There is title card at the end of THE WITCH that informs the viewer that all the dialogue and action is taken from actual journals, diaries, and court records from the  earliest days of colonial America. I wish this title card had been before the film because that’s what makes the film so remarkable, and also so limited in it’s delivery.

Robert Eggers film opens in New England around 1630 or so. A family banished from the primary settlement (referred to as the plantation) strikes out into the wilderness and settles just at the edge of a deep forest. Devout to depth of pride, William and his wife and five children trust in the lord to protect them even as their crops fail and they cannot trap any game. When the eldest daughter Thomasin loses the infant while playing peek a boo the family is at a loss for an explanation. William wants to believe it is a wolf, but Katherine his wife, spurred on by the youngest children, twins, suspect witchcraft, with Thomasin the assumed guilty party.

THE WITCH is that rare film that is able to capture a time period perfectly, allowing for complete immersion. The Cabin In The Woods setting is just as effective in this period and with a family and of course forces them to face their demons alone.
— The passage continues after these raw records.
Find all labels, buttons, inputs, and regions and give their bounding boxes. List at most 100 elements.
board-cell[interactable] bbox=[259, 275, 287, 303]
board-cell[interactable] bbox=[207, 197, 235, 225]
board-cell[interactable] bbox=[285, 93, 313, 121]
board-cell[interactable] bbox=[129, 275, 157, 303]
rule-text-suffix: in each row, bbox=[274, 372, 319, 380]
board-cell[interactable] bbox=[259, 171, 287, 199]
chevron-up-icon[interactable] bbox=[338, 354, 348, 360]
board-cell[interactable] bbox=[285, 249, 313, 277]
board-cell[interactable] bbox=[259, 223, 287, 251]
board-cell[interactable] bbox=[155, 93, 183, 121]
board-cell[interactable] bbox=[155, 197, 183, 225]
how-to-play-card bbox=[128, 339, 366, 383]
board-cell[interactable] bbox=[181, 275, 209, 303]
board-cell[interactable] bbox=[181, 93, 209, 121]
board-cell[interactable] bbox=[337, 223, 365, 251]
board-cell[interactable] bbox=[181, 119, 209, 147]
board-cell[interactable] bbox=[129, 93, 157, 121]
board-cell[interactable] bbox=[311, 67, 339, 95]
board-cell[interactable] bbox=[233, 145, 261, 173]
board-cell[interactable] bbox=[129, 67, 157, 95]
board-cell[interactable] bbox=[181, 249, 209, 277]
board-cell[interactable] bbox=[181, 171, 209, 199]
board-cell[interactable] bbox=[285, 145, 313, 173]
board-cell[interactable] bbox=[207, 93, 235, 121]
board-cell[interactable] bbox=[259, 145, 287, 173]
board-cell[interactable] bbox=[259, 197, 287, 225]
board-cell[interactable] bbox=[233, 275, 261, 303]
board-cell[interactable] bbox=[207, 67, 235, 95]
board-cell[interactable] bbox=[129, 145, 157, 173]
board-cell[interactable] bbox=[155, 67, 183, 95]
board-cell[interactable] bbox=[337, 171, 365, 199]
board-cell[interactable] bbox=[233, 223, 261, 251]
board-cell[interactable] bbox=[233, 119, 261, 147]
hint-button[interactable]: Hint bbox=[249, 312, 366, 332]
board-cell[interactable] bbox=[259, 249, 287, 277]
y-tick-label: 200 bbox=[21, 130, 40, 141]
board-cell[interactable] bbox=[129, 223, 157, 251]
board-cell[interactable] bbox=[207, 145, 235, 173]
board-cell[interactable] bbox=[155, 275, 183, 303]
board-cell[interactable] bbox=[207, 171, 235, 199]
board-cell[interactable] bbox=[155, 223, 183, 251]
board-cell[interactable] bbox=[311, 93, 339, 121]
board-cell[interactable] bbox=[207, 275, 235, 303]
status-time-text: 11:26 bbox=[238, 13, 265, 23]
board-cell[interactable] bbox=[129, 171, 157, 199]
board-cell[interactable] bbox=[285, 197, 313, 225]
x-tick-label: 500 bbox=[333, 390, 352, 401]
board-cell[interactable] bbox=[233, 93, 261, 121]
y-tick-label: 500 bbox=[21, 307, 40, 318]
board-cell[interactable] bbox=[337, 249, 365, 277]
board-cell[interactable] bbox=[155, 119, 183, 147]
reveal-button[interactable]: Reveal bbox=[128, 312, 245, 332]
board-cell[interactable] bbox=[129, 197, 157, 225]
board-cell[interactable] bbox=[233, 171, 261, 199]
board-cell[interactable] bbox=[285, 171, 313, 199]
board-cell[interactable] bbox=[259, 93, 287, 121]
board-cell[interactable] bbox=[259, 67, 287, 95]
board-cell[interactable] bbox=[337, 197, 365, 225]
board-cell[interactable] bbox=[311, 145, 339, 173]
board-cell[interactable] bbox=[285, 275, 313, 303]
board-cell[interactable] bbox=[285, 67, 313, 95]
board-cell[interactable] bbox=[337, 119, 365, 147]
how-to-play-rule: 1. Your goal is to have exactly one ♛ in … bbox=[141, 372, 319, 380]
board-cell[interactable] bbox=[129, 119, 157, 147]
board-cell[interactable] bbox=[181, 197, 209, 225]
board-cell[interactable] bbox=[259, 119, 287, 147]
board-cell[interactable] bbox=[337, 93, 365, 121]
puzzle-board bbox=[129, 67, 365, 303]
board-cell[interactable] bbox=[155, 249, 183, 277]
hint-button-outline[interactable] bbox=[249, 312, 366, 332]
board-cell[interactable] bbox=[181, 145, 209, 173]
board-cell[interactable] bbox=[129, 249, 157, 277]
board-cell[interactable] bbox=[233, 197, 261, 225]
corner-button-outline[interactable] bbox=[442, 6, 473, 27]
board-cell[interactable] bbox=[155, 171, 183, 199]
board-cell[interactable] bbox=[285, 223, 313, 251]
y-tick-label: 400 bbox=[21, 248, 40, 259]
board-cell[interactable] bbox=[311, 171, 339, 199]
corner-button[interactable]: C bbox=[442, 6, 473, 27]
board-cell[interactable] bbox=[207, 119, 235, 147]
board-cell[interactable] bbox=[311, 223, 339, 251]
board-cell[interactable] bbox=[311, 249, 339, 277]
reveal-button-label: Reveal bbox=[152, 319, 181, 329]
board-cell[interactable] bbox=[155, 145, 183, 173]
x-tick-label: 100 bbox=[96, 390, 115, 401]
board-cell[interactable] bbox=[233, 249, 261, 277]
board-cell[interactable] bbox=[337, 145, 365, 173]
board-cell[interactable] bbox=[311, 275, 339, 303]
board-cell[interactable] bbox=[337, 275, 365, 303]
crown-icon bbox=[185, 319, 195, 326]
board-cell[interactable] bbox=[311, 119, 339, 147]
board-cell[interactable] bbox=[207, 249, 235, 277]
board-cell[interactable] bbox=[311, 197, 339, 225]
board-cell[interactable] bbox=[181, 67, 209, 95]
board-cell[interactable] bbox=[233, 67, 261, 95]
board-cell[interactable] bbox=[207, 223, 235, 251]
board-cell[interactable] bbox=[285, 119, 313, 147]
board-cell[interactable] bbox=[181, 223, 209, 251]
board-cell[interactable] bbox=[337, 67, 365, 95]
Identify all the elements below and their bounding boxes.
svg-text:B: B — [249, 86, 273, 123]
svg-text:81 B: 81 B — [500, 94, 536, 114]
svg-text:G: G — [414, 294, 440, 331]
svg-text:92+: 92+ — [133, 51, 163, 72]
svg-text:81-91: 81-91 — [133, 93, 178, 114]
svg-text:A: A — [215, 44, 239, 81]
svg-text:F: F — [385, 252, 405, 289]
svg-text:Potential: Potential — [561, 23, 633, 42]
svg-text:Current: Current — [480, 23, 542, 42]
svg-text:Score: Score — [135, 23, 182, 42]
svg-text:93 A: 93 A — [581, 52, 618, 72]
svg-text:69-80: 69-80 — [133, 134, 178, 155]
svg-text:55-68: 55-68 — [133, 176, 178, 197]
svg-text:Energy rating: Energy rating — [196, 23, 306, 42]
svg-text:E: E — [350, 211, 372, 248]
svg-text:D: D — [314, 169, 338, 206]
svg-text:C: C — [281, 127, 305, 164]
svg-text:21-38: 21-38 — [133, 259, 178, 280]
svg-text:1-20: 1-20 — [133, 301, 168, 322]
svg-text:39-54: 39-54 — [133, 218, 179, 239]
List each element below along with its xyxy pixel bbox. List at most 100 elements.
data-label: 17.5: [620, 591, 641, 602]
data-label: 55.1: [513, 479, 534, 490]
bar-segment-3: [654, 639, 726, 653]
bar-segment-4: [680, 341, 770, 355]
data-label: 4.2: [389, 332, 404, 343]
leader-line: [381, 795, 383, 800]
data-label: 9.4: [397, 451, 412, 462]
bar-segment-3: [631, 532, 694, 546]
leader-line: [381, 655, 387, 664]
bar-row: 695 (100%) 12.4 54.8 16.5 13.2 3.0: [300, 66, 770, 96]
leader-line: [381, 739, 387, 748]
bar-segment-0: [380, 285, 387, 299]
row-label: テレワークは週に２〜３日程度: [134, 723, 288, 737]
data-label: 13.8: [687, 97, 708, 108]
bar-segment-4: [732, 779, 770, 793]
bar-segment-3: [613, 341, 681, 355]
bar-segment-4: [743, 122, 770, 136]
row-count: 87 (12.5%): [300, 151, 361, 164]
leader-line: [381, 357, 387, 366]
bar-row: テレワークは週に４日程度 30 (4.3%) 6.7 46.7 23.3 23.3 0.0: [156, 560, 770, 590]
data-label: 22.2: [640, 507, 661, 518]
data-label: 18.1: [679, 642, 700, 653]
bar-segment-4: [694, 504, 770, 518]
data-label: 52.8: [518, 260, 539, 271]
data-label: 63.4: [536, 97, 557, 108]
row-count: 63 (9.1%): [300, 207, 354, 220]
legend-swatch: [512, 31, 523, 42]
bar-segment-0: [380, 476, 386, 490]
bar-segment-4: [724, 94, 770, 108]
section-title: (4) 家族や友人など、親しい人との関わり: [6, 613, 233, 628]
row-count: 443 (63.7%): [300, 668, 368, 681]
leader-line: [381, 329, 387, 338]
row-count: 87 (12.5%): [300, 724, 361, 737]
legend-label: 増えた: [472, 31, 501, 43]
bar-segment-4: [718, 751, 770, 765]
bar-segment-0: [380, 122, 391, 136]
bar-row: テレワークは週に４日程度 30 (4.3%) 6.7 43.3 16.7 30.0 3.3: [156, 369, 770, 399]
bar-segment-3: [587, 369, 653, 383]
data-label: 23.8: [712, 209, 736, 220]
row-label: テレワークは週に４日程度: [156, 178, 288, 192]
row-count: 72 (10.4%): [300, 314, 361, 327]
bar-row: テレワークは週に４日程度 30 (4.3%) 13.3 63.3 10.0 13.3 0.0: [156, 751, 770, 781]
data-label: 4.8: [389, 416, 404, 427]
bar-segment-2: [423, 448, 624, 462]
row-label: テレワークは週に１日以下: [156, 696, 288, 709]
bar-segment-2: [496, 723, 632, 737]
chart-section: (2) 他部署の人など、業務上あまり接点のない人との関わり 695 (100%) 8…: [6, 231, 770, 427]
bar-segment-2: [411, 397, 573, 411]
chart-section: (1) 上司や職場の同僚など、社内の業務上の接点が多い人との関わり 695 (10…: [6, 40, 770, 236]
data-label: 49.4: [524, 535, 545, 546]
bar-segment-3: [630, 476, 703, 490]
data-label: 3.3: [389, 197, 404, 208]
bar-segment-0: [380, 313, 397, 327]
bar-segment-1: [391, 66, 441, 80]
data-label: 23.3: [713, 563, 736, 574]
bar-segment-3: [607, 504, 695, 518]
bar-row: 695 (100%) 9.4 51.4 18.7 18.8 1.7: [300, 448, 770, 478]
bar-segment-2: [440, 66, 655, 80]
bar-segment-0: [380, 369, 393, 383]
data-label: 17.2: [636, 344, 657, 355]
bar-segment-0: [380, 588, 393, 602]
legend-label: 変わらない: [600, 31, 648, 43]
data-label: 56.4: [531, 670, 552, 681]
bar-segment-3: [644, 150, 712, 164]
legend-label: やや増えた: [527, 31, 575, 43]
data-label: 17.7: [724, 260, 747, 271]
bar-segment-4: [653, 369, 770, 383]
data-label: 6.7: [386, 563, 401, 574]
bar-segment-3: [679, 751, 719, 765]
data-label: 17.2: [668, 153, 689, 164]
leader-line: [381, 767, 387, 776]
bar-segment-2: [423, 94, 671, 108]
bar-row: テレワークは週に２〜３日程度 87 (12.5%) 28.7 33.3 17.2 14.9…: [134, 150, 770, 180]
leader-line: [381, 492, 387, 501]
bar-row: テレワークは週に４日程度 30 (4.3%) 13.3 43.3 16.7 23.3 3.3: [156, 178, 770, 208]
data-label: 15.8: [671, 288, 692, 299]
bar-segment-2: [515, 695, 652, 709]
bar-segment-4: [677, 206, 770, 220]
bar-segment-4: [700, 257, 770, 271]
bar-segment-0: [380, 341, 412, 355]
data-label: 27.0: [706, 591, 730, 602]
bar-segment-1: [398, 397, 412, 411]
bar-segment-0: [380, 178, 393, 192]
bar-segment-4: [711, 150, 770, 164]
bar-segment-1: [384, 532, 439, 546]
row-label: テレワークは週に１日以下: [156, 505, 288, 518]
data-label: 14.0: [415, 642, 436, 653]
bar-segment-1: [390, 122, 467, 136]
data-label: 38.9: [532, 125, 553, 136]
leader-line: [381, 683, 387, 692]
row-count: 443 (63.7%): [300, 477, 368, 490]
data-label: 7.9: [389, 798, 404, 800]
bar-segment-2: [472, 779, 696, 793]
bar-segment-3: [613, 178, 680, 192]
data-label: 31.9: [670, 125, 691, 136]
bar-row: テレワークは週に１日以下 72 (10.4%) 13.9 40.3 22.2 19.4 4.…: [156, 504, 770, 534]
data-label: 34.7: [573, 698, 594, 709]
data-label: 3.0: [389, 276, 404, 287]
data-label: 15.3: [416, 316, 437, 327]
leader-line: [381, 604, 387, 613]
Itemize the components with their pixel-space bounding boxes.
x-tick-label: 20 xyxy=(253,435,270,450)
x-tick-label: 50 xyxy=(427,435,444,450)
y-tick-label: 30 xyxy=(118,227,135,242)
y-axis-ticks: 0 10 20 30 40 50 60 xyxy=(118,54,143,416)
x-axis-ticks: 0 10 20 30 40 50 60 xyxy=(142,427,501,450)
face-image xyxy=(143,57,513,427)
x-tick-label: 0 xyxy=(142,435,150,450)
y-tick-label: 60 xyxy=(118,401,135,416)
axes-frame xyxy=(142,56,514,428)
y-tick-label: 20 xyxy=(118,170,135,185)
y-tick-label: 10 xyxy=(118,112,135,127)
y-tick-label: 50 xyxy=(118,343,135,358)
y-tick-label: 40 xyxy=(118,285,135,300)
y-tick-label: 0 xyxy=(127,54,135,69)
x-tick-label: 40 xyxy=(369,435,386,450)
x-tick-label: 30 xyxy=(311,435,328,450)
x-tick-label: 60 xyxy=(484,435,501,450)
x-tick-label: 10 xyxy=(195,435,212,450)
The dialogue and really dialect is amazing, as is the detail to which this family’s piousness is expressed. However, it is that rendering that keeps the film from being a true gem. Yes it gets awfully creepy and the scares are well executed. The cast of mostly new faces (Kate Dickie of Game of Thrones plays Katherine) carries a difficult script and really fill these empty woods with life. But when it comes down to it THE WITCH remains a period piece, with very little to say to our modern world. In fact, if the film had been made in 1630 (go with me a moment), it could very easily be accused of being religious propaganda. The entire message of the film seems to be ‘repent your sins and return to the lord.’

As far as themes go, that just doesn’t play for me today. Drawn from period writings as it is, there may have been no other possibility but I longed for a counter perspective. I needed something that could be applied to us today, some commentary the film wanted to make. Devoid of that, the film just plays as are very well-designed and crafted horror film, not bad at all, but with little more to add to the discussion than latest Saw installment.